On March 13 the Senate Finance Committee completed an extensive voting session that moved a broad set of bills out of committee. Items advancing included:
- SB 786 (transportation network companies contracting with Maryland Transit Administration): exempts individual criminal‑history checks for contracted operators and requires company‑level annual background screenings and nondiscrimination and accessibility training (passed 9–1).
- SB 528 (streaming ad loudness): establishes an unfair or deceptive trade practice for streaming services that transmit commercial audio substantially louder than program audio; the committee advanced the bill with amendments and noted enforcement would fall to the Attorney General's consumer‑protection division (favorable with amendment).
- SB 763 (Maryland Growth Initiative): establishes an initiative and special fund to support startup growth; the governor must include $5 million in the annual budget for the initiative and TEDCO may adopt implementing regulations (passed unanimously).
- SB 579 (volunteer firefighter cancer screenings) and other public‑safety and health bills: the committee advanced multiple bills designed to extend screenings, occupational disease presumptions and workers' compensation adjustments for public safety employees.
Several bills described in the hearing were heavily amended between the public hearing and the committee vote; presenters repeatedly noted reprints and sponsor‑requested amendments.

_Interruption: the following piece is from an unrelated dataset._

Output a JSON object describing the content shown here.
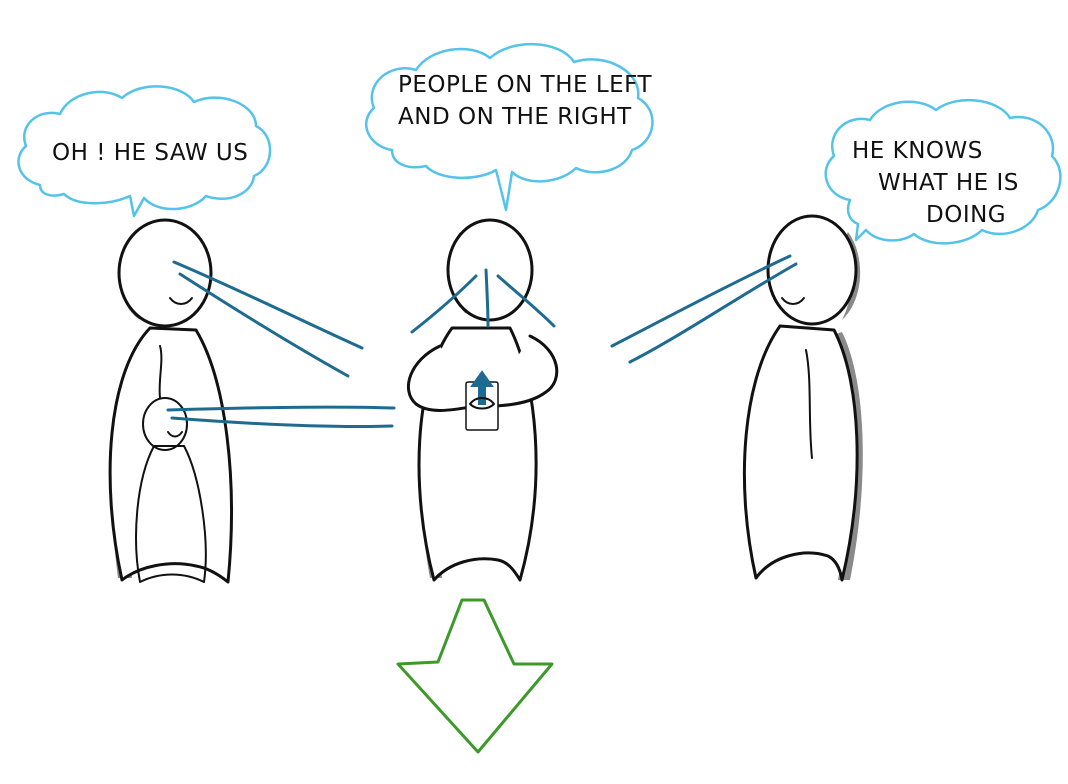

The committee also voted to reconsider SB 910 after questions arose about adopted amendments in that earlier vote and returned that bill to committee for further consideration.
Why it matters: The slate covers consumer protection, public‑safety benefits, transportation accessibility, economic development and industry regulation; many measures will proceed to the Senate floor for further debate and votes.
What happens next: Bills reported favorably will be placed on the Senate calendar; SB 910 was returned to committee for reconsideration.